Iced tea on a humid day

The weather has swung from a brief and chilly spring to borderline summer.  The air, heavy-laden with moisture, cleaves to my skin.  My mind drifts to other early summer days, when the weather was just like today, when the blanketing air was a good excuse to lie alone in the sun and set myself adrift in mourning.

A glass of iced tea, drops of condensation running down the side, takes me back to the end of high school.  I drank gallons of it, lying on a blanket in my grandma's front yard, reading Interpreter of Maladies and disappearing into stories of Indian immigrants.  Their memories and homesickness felt right to me, a longing to fit in in the midst of loss.

Sometimes I worry that I will forget.  A few days ago, I momentarily forgot the precise date we lost him--was it the 16th or the 17th? the 16th--and in a brief panic I took my mind there, reliving everything to reassure myself.  

I feel a need to mark this date every year, and yet at the same time, I worry that by commemorating the day, I dwell on it.  There is a certain selfishness in wallowing.  

Maybe instead, I should look at it as what it is: a chance to look back, to remember my father, to wish (as always) he was here to see me grow into an adult.  The sadness is less of a raw wound and more of an old bruise, faded and pale green, tender to firm touch but otherwise well-healed.  It's like the taste of iced tea in the back of my throat, cool and crisp and a little bitter.

May 8, 2013

Death Stalks the Pregnant Woman: sestina

I have seen the end of life in its beginning
labor does not always end in birth
The snake that swallows its own tail
turns inside out, and death
stalks beside the pregnant woman,
stroking her hair with crooked hand.

The perfection of a motionless hand,
cold, without a chance for a beginning
Torn from its home, a woman
who crossed the street and earned a birth
under duress.  She also approached death;
we waited to see the coin fall on head or tail.

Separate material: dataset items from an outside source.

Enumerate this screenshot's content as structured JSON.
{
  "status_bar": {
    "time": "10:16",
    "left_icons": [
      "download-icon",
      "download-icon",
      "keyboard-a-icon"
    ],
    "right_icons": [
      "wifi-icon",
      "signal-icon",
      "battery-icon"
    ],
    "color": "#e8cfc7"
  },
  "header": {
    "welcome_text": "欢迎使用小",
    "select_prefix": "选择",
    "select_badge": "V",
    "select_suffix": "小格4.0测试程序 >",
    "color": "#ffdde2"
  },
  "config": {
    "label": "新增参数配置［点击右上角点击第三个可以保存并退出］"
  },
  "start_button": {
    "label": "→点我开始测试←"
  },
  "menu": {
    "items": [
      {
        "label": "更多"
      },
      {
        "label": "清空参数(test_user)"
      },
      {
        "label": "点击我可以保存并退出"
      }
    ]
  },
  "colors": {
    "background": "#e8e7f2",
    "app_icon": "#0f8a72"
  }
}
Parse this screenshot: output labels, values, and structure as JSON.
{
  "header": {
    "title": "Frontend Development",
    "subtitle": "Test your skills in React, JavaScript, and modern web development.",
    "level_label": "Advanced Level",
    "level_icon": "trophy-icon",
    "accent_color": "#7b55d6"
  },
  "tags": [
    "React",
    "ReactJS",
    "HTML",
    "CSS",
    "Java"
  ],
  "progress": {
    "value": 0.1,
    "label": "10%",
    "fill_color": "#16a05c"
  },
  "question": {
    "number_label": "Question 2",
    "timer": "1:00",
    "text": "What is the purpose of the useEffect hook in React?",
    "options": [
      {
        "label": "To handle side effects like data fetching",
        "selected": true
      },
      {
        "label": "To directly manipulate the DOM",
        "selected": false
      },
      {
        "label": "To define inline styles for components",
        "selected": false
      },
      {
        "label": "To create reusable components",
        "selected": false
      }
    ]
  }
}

A tiny form, tucked head to tail
contorted on imaging, yet with hand
untouched and small in death.
Denied a beginning,
instead a cesarean still-birth,
Torn from her home, a woman.

Life has forever been the work of woman
alone, much as a cat that cleans her tail,
or sometimes a midwife to attend the birth.
With others there to lend a hand
more infants survive a perilous beginning
but still some mothers bleed and hasten toward death.

So many ways that death
courts the expectant woman:
vomiting empties her in the beginning
pre-eclampsia threatens at the tail
or hemorrhage spills blood through the hand
of the midwife who attends her birth.

The promise of an infant makes birth
a worthy endeavor, even when death
stretches out a reaching hand.
So many sacrifices asked of woman
and given gladly in anticipation, despite the tail 
of life visible in its beginning.

Giving birth is not benign for every woman:
Death is always close, like the snake swallowing its tail,
stretching a hand toward those two lives, beginning.

May 5, 2013

Winter skin is tender

Yesterday and today I spent all day in the sun, basking like a lizard in the warmth.  My skin is unused to such affection and I was rewarded with a blush of sunburn.  Yesterday, it took the shape of my v-necked t-shirt as a small red patch on my chest; today it was my arms that, newly exposed, took the brunt of the rays and are now rosy-pink.

In my haste to enjoy all the sunshine I possibly can, I forgot that winter here is long and makes skin forget the power of the sun.  I pay the price, gladly.

May 4, 2013

Birdsong on a damp dawn

The warm mug of tea cradled in my hands and the cool moisture in the spring air fight to be the most enjoyable part of the morning. The chattering birdsong echoing between the houses is a contender, too.  The neighborhood is still asleep, with only a few souls awake and beginning the day.  Sleeping in is glorious, but there's serenity in the early morning.